These make trouble free XP gaming PCs which I like. If you were in the UK you can get any C2D for a few pounds. I got a e8600 3.1GHz for £7. The much more common 2.8GHz 7500/8400 is £4 or so. Its definitely an upgrade worth doing! I personally would just stick one Hdd in and be done with it.

What do you do with the PC?

P. S. I'm going to Finland at Christmas (Tervakoski / Hameenlinna)!

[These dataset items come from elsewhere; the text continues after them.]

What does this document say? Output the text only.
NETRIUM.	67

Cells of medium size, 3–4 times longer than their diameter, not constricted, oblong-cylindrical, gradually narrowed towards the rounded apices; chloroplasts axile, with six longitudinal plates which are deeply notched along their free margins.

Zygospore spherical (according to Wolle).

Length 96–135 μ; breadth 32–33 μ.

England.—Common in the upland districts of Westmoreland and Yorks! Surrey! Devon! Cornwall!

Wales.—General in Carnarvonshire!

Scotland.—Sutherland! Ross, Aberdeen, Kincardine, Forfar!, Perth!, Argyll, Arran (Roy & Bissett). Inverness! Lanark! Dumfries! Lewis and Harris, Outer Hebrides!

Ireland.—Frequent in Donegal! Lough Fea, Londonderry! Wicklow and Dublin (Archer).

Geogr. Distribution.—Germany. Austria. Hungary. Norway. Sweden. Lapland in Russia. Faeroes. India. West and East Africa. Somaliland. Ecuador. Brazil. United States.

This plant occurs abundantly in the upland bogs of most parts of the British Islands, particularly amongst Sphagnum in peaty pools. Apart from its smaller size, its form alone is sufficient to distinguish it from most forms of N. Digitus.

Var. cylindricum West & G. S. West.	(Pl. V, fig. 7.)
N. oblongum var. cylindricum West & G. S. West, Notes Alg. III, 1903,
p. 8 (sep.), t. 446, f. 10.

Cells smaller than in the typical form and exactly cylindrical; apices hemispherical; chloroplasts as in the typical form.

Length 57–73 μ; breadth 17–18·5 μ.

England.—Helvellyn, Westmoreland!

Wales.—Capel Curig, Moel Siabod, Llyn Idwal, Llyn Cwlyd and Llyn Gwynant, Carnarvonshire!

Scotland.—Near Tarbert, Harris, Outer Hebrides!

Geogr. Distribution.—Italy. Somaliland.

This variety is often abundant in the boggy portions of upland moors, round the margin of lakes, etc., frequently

In Finland the E8400 costs about 7-9€, but I'd want to keep that PC 2007 period correct and I already have a E8400 on one PC. And with that motherboard I'd have to use a beta bios for 1333MHz FSB CPU's.

I mostly use it for older games and software that doesn't work that well on newer Windows versions.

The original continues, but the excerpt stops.